What the OECD’s 2025 Data Says—and How to Use It Strategically
Relocation decisions are often framed as emotional leaps: “There are no jobs here,” “The cost of living is killing me,” “I need a fresh start.”
But the OECD Employment Outlook 2025 quietly tells a much more empowering story—one where data, demographics, and timing matter more than luck.
If you’re considering relocating for better work and quality of life, here’s what the data says—and how to use it to your advantage.
1. The Global Job Market Isn’t Shrinking — It’s Running Out of People
One of the biggest takeaways from the OECD report is counterintuitive:
The problem in most developed economies is no longer job scarcity—it’s worker scarcity.
Across OECD countries, the working-age population (20–64) has stopped growing and is now shrinking, driven by low fertility and longer life expectancy. By 2060, the old-age dependency ratio will hit 52%, meaning fewer workers supporting more retirees OECD Employment Outlook 2025.
What this means for movers
- Countries need workers more than they admit publicly.
- Labour shortages persist even during economic slowdowns.
- Migration is no longer a “nice to have”—it’s an economic necessity.
Strategic move:
Target countries with:
- Declining working-age populations
- High vacancy-to-unemployment ratios
- Explicit labour-migration pathways tied to skills shortages
These countries are structurally incentivised to accept—and retain—you.
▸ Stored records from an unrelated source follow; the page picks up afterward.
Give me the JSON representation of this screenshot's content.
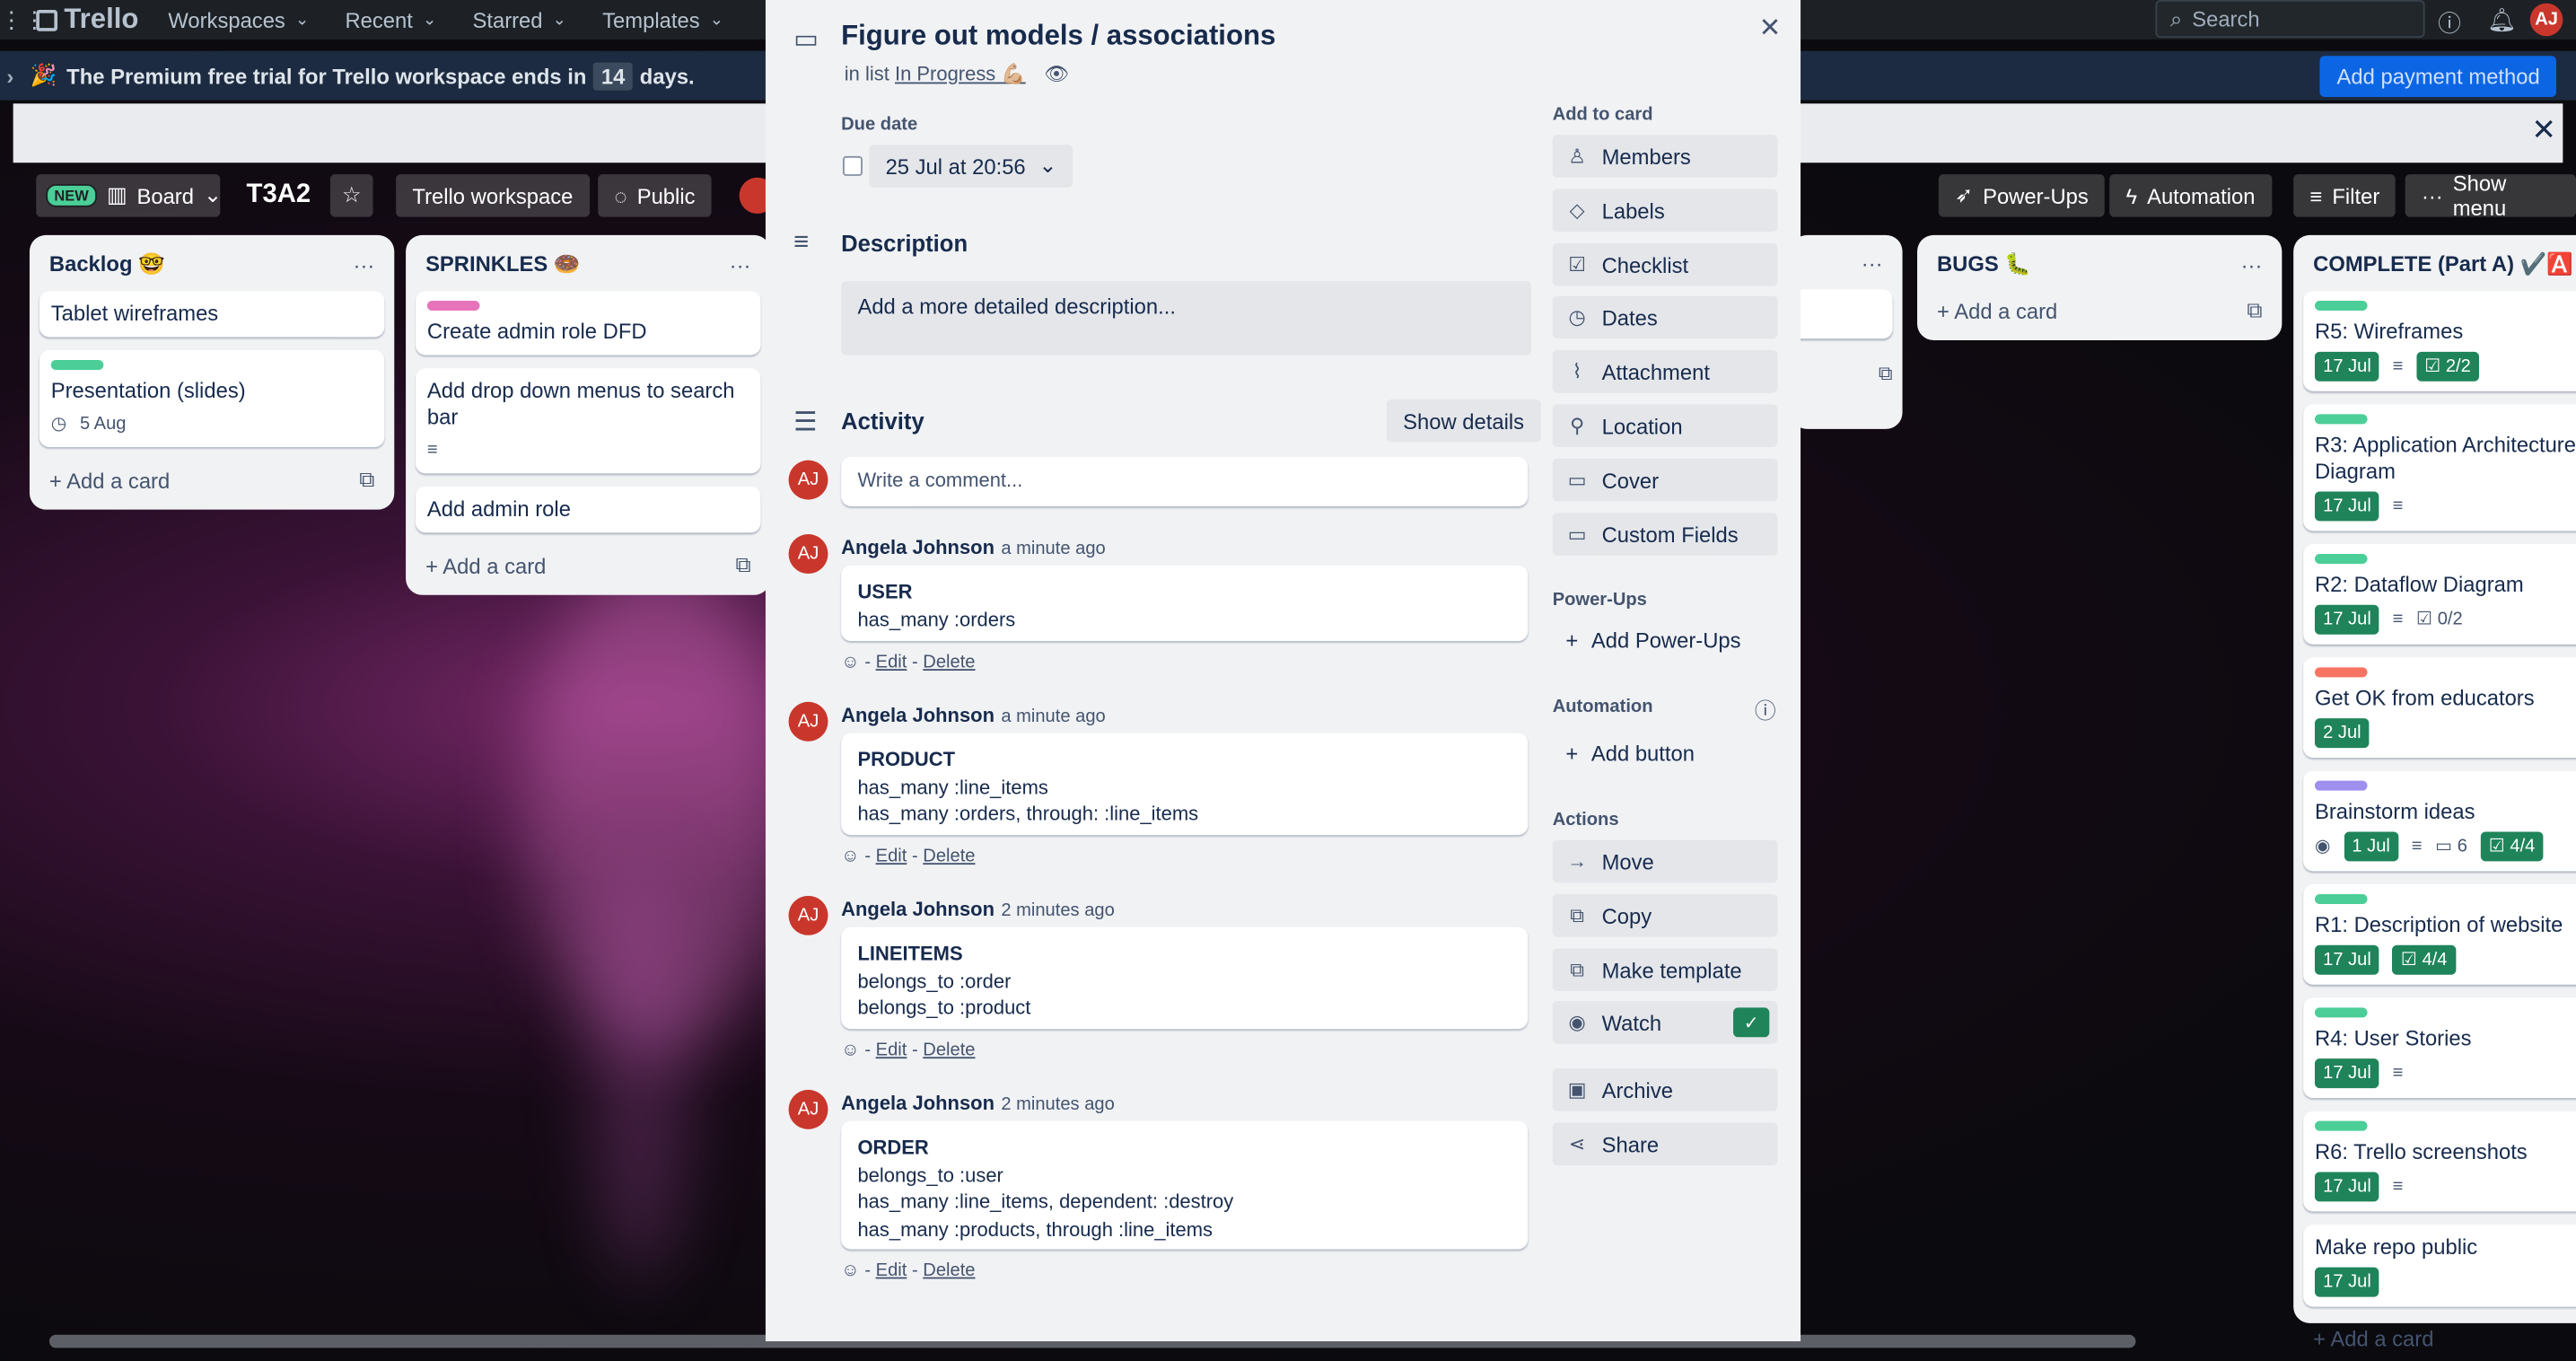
{
  "topnav": {
    "brand": "Trello",
    "items": [
      "Workspaces",
      "Recent",
      "Starred",
      "Templates"
    ],
    "search_placeholder": "Search",
    "avatar": "AJ"
  },
  "banner": {
    "text_pre": "The Premium free trial for Trello workspace ends in",
    "days_num": "14",
    "text_post": "days.",
    "pay_button": "Add payment method"
  },
  "board": {
    "new_tag": "NEW",
    "view": "Board",
    "title": "T3A2",
    "workspace": "Trello workspace",
    "visibility": "Public",
    "powerups": "Power-Ups",
    "automation": "Automation",
    "filter": "Filter",
    "show_menu": "Show menu"
  },
  "lists": {
    "backlog": {
      "title": "Backlog 🤓",
      "cards": [
        {
          "title": "Tablet wireframes"
        },
        {
          "title": "Presentation (slides)",
          "date": "5 Aug"
        }
      ],
      "add": "Add a card"
    },
    "sprinkles": {
      "title": "SPRINKLES 🍩",
      "cards": [
        {
          "title": "Create admin role DFD"
        },
        {
          "title": "Add drop down menus to search bar"
        },
        {
          "title": "Add admin role"
        }
      ],
      "add": "Add a card"
    },
    "bugs": {
      "title": "BUGS 🐛",
      "add": "Add a card"
    },
    "complete": {
      "title": "COMPLETE (Part A) ✔️🅰️",
      "cards": [
        {
          "title": "R5: Wireframes",
          "date": "17 Jul",
          "check": "2/2",
          "label_color": "#4bce97"
        },
        {
          "title": "R3: Application Architecture Diagram",
          "date": "17 Jul",
          "label_color": "#4bce97"
        },
        {
          "title": "R2: Dataflow Diagram",
          "date": "17 Jul",
          "check": "0/2",
          "label_color": "#4bce97"
        },
        {
          "title": "Get OK from educators",
          "date": "2 Jul",
          "label_color": "#f87462"
        },
        {
          "title": "Brainstorm ideas",
          "date": "1 Jul",
          "comments": "6",
          "check": "4/4",
          "label_color": "#9f8fef"
        },
        {
          "title": "R1: Description of website",
          "date": "17 Jul",
          "check": "4/4",
          "label_color": "#4bce97"
        },
        {
          "title": "R4: User Stories",
          "date": "17 Jul",
          "label_color": "#4bce97"
        },
        {
          "title": "R6: Trello screenshots",
          "date": "17 Jul",
          "label_color": "#4bce97"
        },
        {
          "title": "Make repo public",
          "date": "17 Jul"
        }
      ],
      "add": "Add a card"
    }
  },
  "modal": {
    "title": "Figure out models / associations",
    "in_list_prefix": "in list",
    "list_name": "In Progress 💪🏼",
    "due_label": "Due date",
    "due_value": "25 Jul at 20:56",
    "desc_heading": "Description",
    "desc_placeholder": "Add a more detailed description...",
    "activity_heading": "Activity",
    "show_details": "Show details",
    "comment_placeholder": "Write a comment...",
    "comments": [
      {
        "author": "Angela Johnson",
        "time": "a minute ago",
        "heading": "USER",
        "lines": [
          "has_many :orders"
        ]
      },
      {
        "author": "Angela Johnson",
        "time": "a minute ago",
        "heading": "PRODUCT",
        "lines": [
          "has_many :line_items",
          "has_many :orders, through: :line_items"
        ]
      },
      {
        "author": "Angela Johnson",
        "time": "2 minutes ago",
        "heading": "LINEITEMS",
        "lines": [
          "belongs_to :order",
          "belongs_to :product"
        ]
      },
      {
        "author": "Angela Johnson",
        "time": "2 minutes ago",
        "heading": "ORDER",
        "lines": [
          "belongs_to :user",
          "has_many :line_items, dependent: :destroy",
          "has_many :products, through :line_items"
        ]
      }
    ],
    "edit": "Edit",
    "delete": "Delete",
    "dash": "-",
    "sidebar": {
      "add_to_card": "Add to card",
      "add_buttons": [
        "Members",
        "Labels",
        "Checklist",
        "Dates",
        "Attachment",
        "Location",
        "Cover",
        "Custom Fields"
      ],
      "powerups_heading": "Power-Ups",
      "add_powerups": "Add Power-Ups",
      "automation_heading": "Automation",
      "add_button": "Add button",
      "actions_heading": "Actions",
      "actions": [
        "Move",
        "Copy",
        "Make template",
        "Watch",
        "Archive",
        "Share"
      ]
    }
  }
}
2. Migration Is a Growth Lever, Not a Political Side Issue
The report is unusually blunt: regular migrants already play a key role in sustaining OECD labour markets, and increasing migration is one of the few levers that can offset economic slowdown OECD Employment Outlook 2025.
If migration flows rise to levels seen in the most open OECD countries, GDP per capita growth improves measurably.
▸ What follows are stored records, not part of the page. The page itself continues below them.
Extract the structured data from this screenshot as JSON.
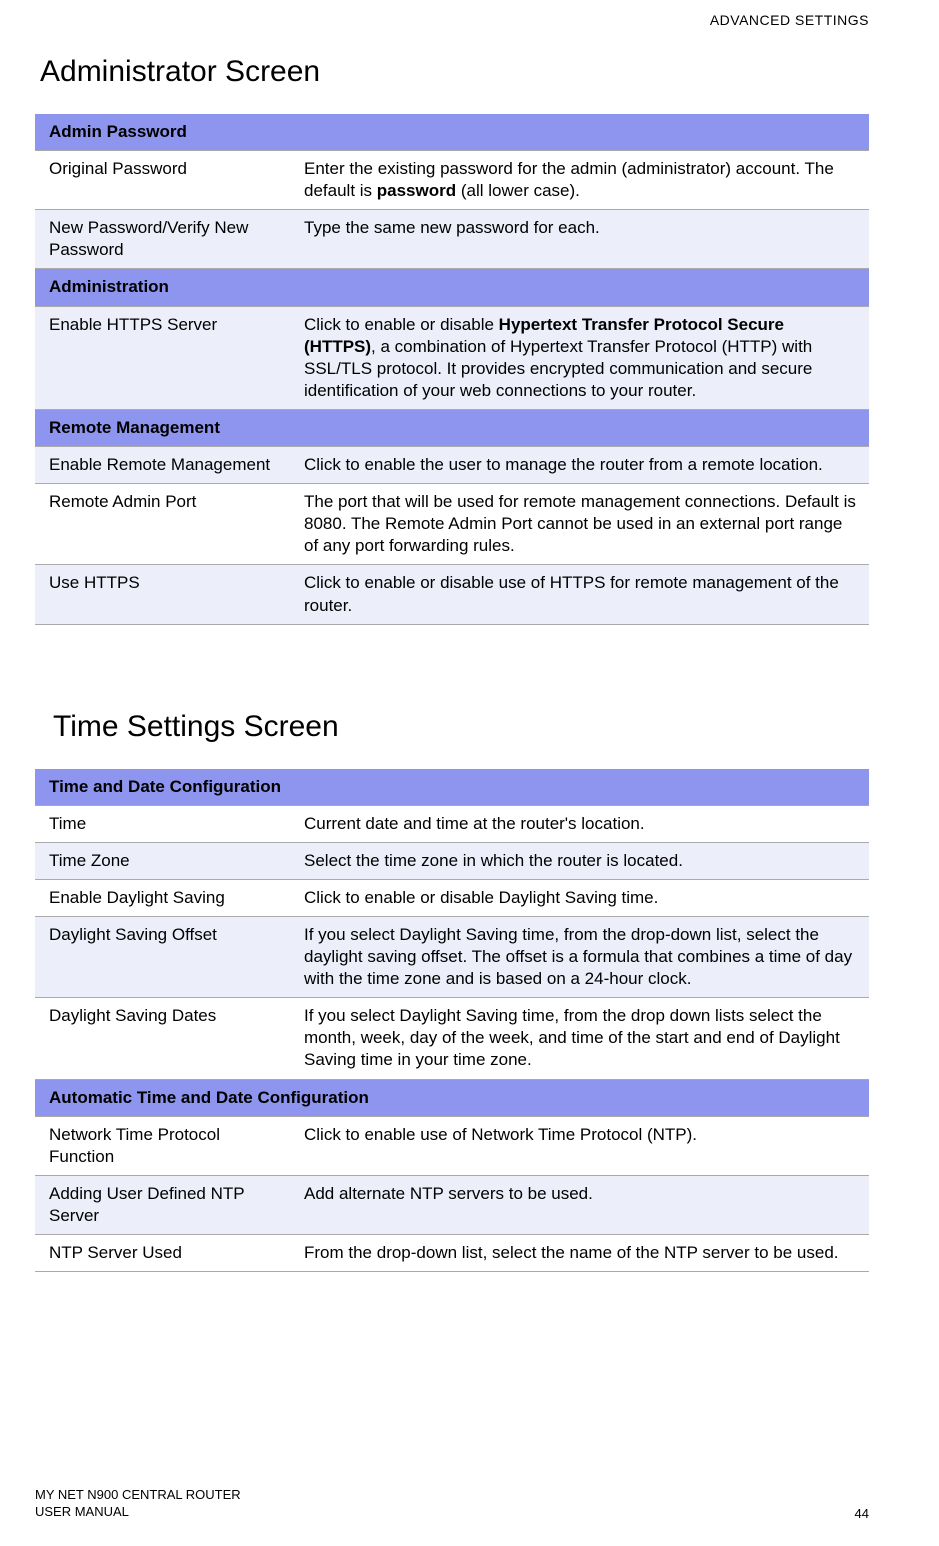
{
  "header_label": "ADVANCED SETTINGS",
  "h1_admin": "Administrator Screen",
  "h1_time": "Time Settings Screen",
  "admin_table": {
    "sec1": "Admin Password",
    "r1_label": "Original Password",
    "r1_desc_a": "Enter the existing password for the admin (administrator) account. The default is ",
    "r1_desc_bold": "password",
    "r1_desc_b": " (all lower case).",
    "r2_label": "New Password/Verify New Password",
    "r2_desc": "Type the same new password for each.",
    "sec2": "Administration",
    "r3_label": "Enable HTTPS Server",
    "r3_desc_a": "Click to enable or disable ",
    "r3_desc_bold": "Hypertext Transfer Protocol Secure (HTTPS)",
    "r3_desc_b": ", a combination of Hypertext Transfer Protocol (HTTP) with SSL/TLS protocol. It provides encrypted communication and secure identification of your web connections to your router.",
    "sec3": "Remote Management",
    "r4_label": "Enable Remote Management",
    "r4_desc": "Click to enable the user to manage the router from a remote location.",
    "r5_label": "Remote Admin Port",
    "r5_desc": "The port that will be used for remote management connections. Default is 8080. The Remote Admin Port cannot be used in an external port range of any port forwarding rules.",
    "r6_label": "Use HTTPS",
    "r6_desc": "Click to enable or disable use of HTTPS for remote management of the router."
  },
  "time_table": {
    "sec1": "Time and Date Configuration",
    "r1_label": "Time",
    "r1_desc": "Current date and time at the router's location.",
    "r2_label": "Time Zone",
    "r2_desc": "Select the time zone in which the router is located.",
    "r3_label": "Enable Daylight Saving",
    "r3_desc": "Click to enable or disable Daylight Saving time.",
    "r4_label": "Daylight Saving Offset",
    "r4_desc": "If you select Daylight Saving time, from the drop-down list, select the daylight saving offset. The offset is a formula that combines a time of day with the time zone and is based on a 24-hour clock.",
    "r5_label": "Daylight Saving Dates",
    "r5_desc": "If you select Daylight Saving time, from the drop down lists select the month, week, day of the week, and time of the start and end of Daylight Saving time in your time zone.",
    "sec2": "Automatic Time and Date Configuration",
    "r6_label": "Network Time Protocol Function",
    "r6_desc": "Click to enable use of Network Time Protocol (NTP).",
    "r7_label": "Adding User Defined NTP Server",
    "r7_desc": "Add alternate NTP servers to be used.",
    "r8_label": "NTP Server Used",
    "r8_desc": "From the drop-down list, select the name of the NTP server to be used."
  },
  "footer": {
    "line1": "MY NET N900 CENTRAL ROUTER",
    "line2": "USER MANUAL",
    "page": "44"
  }
}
What this means for movers
- Migrants are not “competing” with locals; they are plugging structural gaps.
- Foreign-born workers are over-represented among:
- Entrepreneurs
- Self-employed professionals
- High-growth service sectors
Strategic move:
Instead of asking “Which country is easiest to enter?”, ask:
- Which countries explicitly link visas to labour shortages?
- Where are migrants already contributing to employment growth?
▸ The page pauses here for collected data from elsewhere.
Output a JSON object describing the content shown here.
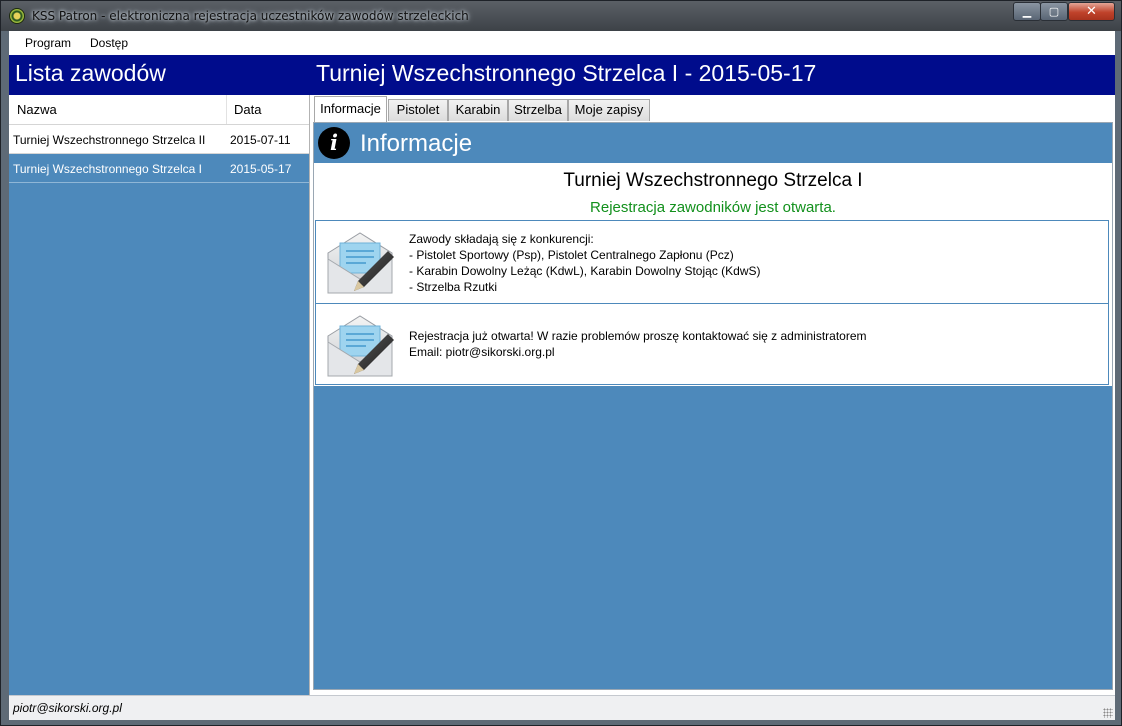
{
  "window": {
    "title": "KSS Patron - elektroniczna rejestracja uczestników zawodów strzeleckich",
    "controls": {
      "minimize": "▁",
      "maximize": "▢",
      "close": "✕"
    }
  },
  "menu": {
    "items": [
      "Program",
      "Dostęp"
    ]
  },
  "header": {
    "left_title": "Lista zawodów",
    "right_title": "Turniej Wszechstronnego Strzelca I - 2015-05-17"
  },
  "competition_list": {
    "columns": {
      "name": "Nazwa",
      "date": "Data"
    },
    "rows": [
      {
        "name": "Turniej Wszechstronnego Strzelca II",
        "date": "2015-07-11",
        "selected": false
      },
      {
        "name": "Turniej Wszechstronnego Strzelca I",
        "date": "2015-05-17",
        "selected": true
      }
    ]
  },
  "tabs": [
    {
      "label": "Informacje",
      "active": true
    },
    {
      "label": "Pistolet",
      "active": false
    },
    {
      "label": "Karabin",
      "active": false
    },
    {
      "label": "Strzelba",
      "active": false
    },
    {
      "label": "Moje zapisy",
      "active": false
    }
  ],
  "info": {
    "heading": "Informacje",
    "icon": "info-icon",
    "competition_name": "Turniej Wszechstronnego Strzelca I",
    "registration_status": "Rejestracja zawodników jest otwarta.",
    "cards": [
      {
        "icon": "envelope-pencil-icon",
        "lines": [
          "Zawody składają się z konkurencji:",
          "- Pistolet Sportowy (Psp), Pistolet Centralnego Zapłonu (Pcz)",
          "- Karabin Dowolny Leżąc (KdwL), Karabin Dowolny Stojąc (KdwS)",
          "- Strzelba Rzutki"
        ]
      },
      {
        "icon": "envelope-pencil-icon",
        "lines": [
          "Rejestracja już otwarta! W razie problemów proszę kontaktować się z administratorem",
          "Email: piotr@sikorski.org.pl"
        ]
      }
    ]
  },
  "statusbar": {
    "user": "piotr@sikorski.org.pl"
  },
  "colors": {
    "header_bg": "#000c8c",
    "panel_bg": "#4d89bb",
    "status_green": "#12901c"
  }
}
- Which systems reward regular, skilled, compliant migration?
Mobility works best where policy and economics align.
3. Real Wages Are Recovering — Slowly but Broadly
After years of inflation shock, real wages are growing again in almost all OECD countries. While many haven’t yet reached pre-2021 levels, the direction is positive, especially for lower and mid-income workers OECD Employment Outlook 2025.
Minimum wages, in particular, have outpaced inflation in most countries.
What this means for movers
- The “race to the bottom” narrative is outdated.
- Entry- and mid-level roles are stabilising faster than expected.
- Wage compression is reducing extreme gaps between sectors.
Strategic move:
Relocation should be evaluated on net purchasing power, not headline salaries:
- Real wage trends (not nominal pay)
- Cost of housing, transport, childcare
- Access to public services
A smaller salary in a stable, high-participation labour market often beats a higher salary in a volatile one.
4. Age Is Becoming an Asset, Not a Liability
This is one of the most overlooked insights in the report:
Older workers are now central to economic survival in OECD countries.
Employment growth over the last two years has been driven largely by people aged 55–64, not younger cohorts OECD Employment Outlook 2025.
What this means for movers
- Mid-career and late-career professionals are increasingly valuable.
- Experience-heavy roles are growing faster than physically demanding ones.
- Countries are investing in:
- Lifelong learning
- Flexible work
- Age-friendly employment practices
Strategic move:
If you’re 40+, relocation can be timing-positive if you:
- Emphasise experience, adaptability, and mentoring value
- Target countries with rising older-worker participation
- Choose sectors where knowledge compounds (tech ops, compliance, health, education, infrastructure)
This is a demographic tailwind many people underestimate.
5. Skills and Mobility Matter More Than Credentials Alone
The report highlights a subtle but critical point: job-to-job mobility drives wage and productivity growth, yet mobility declines sharply with age unless supported by skills development OECD Employment Outlook 2025.
Countries that invest in continuous learning extract more value from migrants and older workers alike.
What this means for movers
- Static careers age badly; adaptable ones travel well.
- Employers value learning velocity more than perfect CV linearity.
- Countries differ significantly in how well they support mid-career transitions.
Strategic move:
Before relocating, ask:
- Does this country subsidise retraining or adult education?
- Are credentials portable—or easily supplemented?
- Is job switching culturally and legally supported?
Mobility within a country matters almost as much as mobility across borders.
The Bigger Insight: Relocation Is Now a Strategy, Not an Escape
The OECD data reframes global mobility entirely.
The best relocations aren’t driven by panic or politics—they’re driven by:
- Demographic gaps
- Labour shortages
- Skills alignment
- Policy intent
For individuals willing to read the signals, this is one of the most favourable mobility windows in decades.
Not because everything is easy—but because the need for workers is structural, persistent, and growing.